DL: There is absolutely no way I can argue against that argument. I am not argueing for mass legalization of drugs. I’m argueing for a different, more common sense approach to the drug war, if you will. And, saying, I don’t believe that the drug war as it is being fought now is working is working.

Since Dennis won’t argue let me, in radio sound bite form, do it for him.
The drug war is the monster that has ravaged your neighborhoods. End it and you will be able to reclaim your neighborhoods. To end it you must hold accountable the stakeholders in the drug war: the politicians, the DEA, the police departments and prison industry whose livelihoods depend on ravaging your neighborhood. The blood is on their hands.
If the drugs had been available in the corner drug store like beer or the liquor store like Jack Daniels you would not have lost half of an entire generation. Yes, prohibition must end; there must be mass legalization.
Would folks still use and abuse drugs? Sure. Just like folks, including most of the drug war stakeholders, use and abuse alcohol.
What you would not have is drug war related brutality in your neighborhoods, 1 in 15 of your young men in penal institutions, or drug gang related mayhem throughout much of the world.
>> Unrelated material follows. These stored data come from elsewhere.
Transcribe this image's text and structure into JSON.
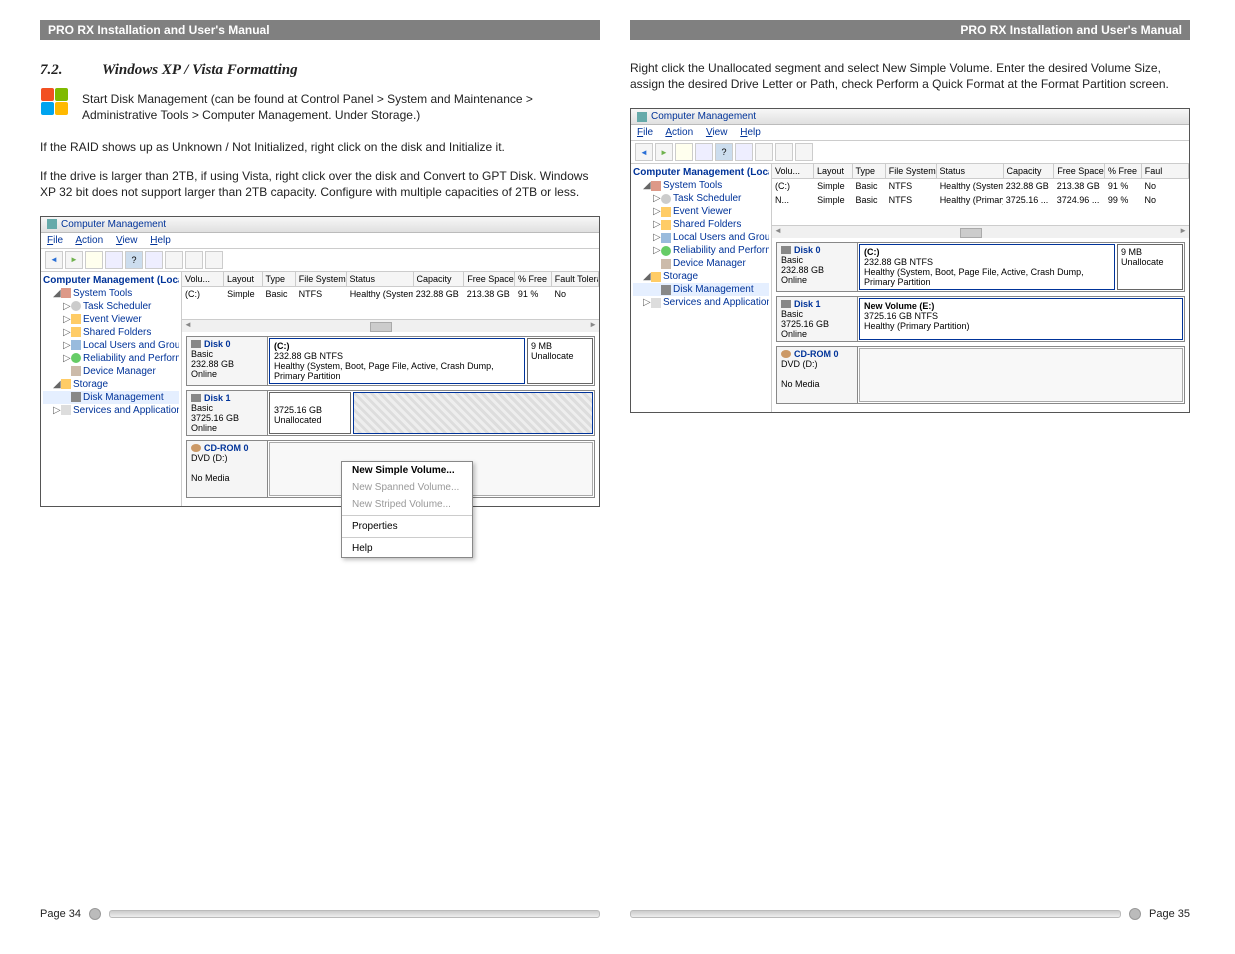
{
  "doc_title": "PRO RX Installation and User's Manual",
  "left": {
    "section_num": "7.2.",
    "section_title": "Windows XP / Vista Formatting",
    "p1": "Start Disk Management (can be found at Control Panel > System and Maintenance > Administrative Tools > Computer Management.  Under Storage.)",
    "p2": "If the RAID shows up as Unknown / Not Initialized, right click on the disk and Initialize it.",
    "p3": "If the drive is larger than 2TB, if using Vista,  right click over the disk and Convert to GPT Disk.  Windows XP 32 bit does not support larger than 2TB capacity.  Configure with multiple capacities of 2TB or less.",
    "page_label": "Page 34"
  },
  "right": {
    "p1": "Right click the Unallocated segment and select New Simple Volume.  Enter the desired Volume Size, assign the desired Drive Letter or Path, check Perform a Quick Format at the Format Partition screen.",
    "page_label": "Page 35"
  },
  "cm": {
    "title": "Computer Management",
    "menu": [
      "File",
      "Action",
      "View",
      "Help"
    ],
    "tree": {
      "root": "Computer Management (Local",
      "system_tools": "System Tools",
      "items_sys": [
        "Task Scheduler",
        "Event Viewer",
        "Shared Folders",
        "Local Users and Groups",
        "Reliability and Performa",
        "Device Manager"
      ],
      "storage": "Storage",
      "disk_mgmt": "Disk Management",
      "services": "Services and Applications"
    },
    "cols": [
      "Volu...",
      "Layout",
      "Type",
      "File System",
      "Status",
      "Capacity",
      "Free Space",
      "% Free",
      "Fault Toleran"
    ],
    "cols2": [
      "Volu...",
      "Layout",
      "Type",
      "File System",
      "Status",
      "Capacity",
      "Free Space",
      "% Free",
      "Faul"
    ]
  },
  "vol_row1": {
    "v": "(C:)",
    "lay": "Simple",
    "typ": "Basic",
    "fs": "NTFS",
    "stat": "Healthy (System, Boot, Page File, Ac...",
    "cap": "232.88 GB",
    "free": "213.38 GB",
    "pct": "91 %",
    "ft": "No"
  },
  "vol_row2": {
    "v": "N...",
    "lay": "Simple",
    "typ": "Basic",
    "fs": "NTFS",
    "stat": "Healthy (Primary Partition)",
    "cap": "3725.16 ...",
    "free": "3724.96 ...",
    "pct": "99 %",
    "ft": "No"
  },
  "disk0": {
    "name": "Disk 0",
    "type": "Basic",
    "size": "232.88 GB",
    "state": "Online",
    "part_name": "(C:)",
    "part_sub": "232.88 GB NTFS",
    "part_stat": "Healthy (System, Boot, Page File, Active, Crash Dump, Primary Partition",
    "side1": "9 MB",
    "side2": "Unallocate"
  },
  "disk1_l": {
    "name": "Disk 1",
    "type": "Basic",
    "size": "3725.16 GB",
    "state": "Online",
    "part_sub": "3725.16 GB",
    "part_stat": "Unallocated"
  },
  "disk1_r": {
    "name": "Disk 1",
    "type": "Basic",
    "size": "3725.16 GB",
    "state": "Online",
    "part_name": "New Volume  (E:)",
    "part_sub": "3725.16 GB NTFS",
    "part_stat": "Healthy (Primary Partition)"
  },
  "cdrom": {
    "name": "CD-ROM 0",
    "sub": "DVD (D:)",
    "state": "No Media"
  },
  "ctx": {
    "i1": "New Simple Volume...",
    "i2": "New Spanned Volume...",
    "i3": "New Striped Volume...",
    "i4": "Properties",
    "i5": "Help"
  }
}
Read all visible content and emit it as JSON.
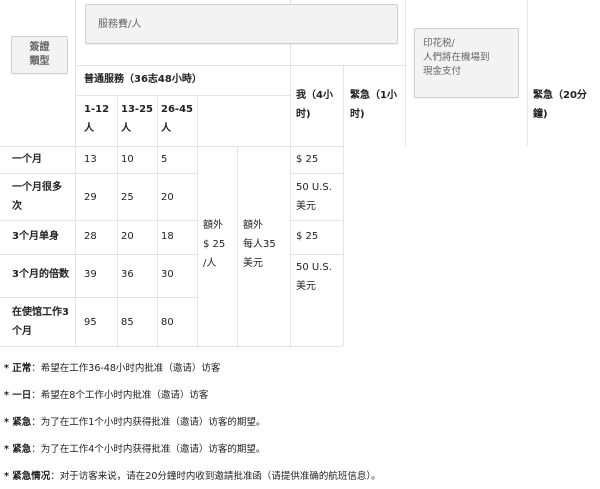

Take one small step to End it now! Vote to acquit when there is no violence involved.

On a related note see these posts on jury nullification by Radley Balko.

I’d certainly do this. If only I’d get called to jury duty. I’ve been around long enough that you’d think it would happen, but no. In the meantime Mrs Modulator has been called many times.


Just Say No!

It is time for congress to just say no to the misadministration’s request:

The Bush administration has earlier this year said it would need $147.5 billion for fiscal 2008, but the estimates have been raised by another $47 billion. This request is in addition to the Pentagon’s nearly half-trillion annual budget, which omits war spending but covers routine costs, including training, payrolls and weapons procurement.

If congress doesn’t do its job then, as we fire the congress critters, we should petition the bushies Chinese financiers to put an end to the waste.


Why Expand A Failed War?

Some of the folks who make their living off the immoral and failed war on drugs want to add yet another to the list of illegal substances:

The DEA is monitoring salvia to decide whether it should be regulated or banned outright, and a California assemblyman introduced legislation to outlaw it after law enforcement agencies in Southern California reported increased use. The legislation was voted down in committee in March, but Assemblyman Anthony Adams, R-Hesperia (San Bernardino County), has pledged to bring it up again next year.
“It’s kind of terrifying that we are actively allowing commerce of a drug that has LSD-like qualities,” Adams said. “Use of it is only going to get worse. There is no way this drug is going to get less popular.”

What is terrifying is that this guy wants to expand the government’s terroristic war against its own citizens, the people it is supposed to serve.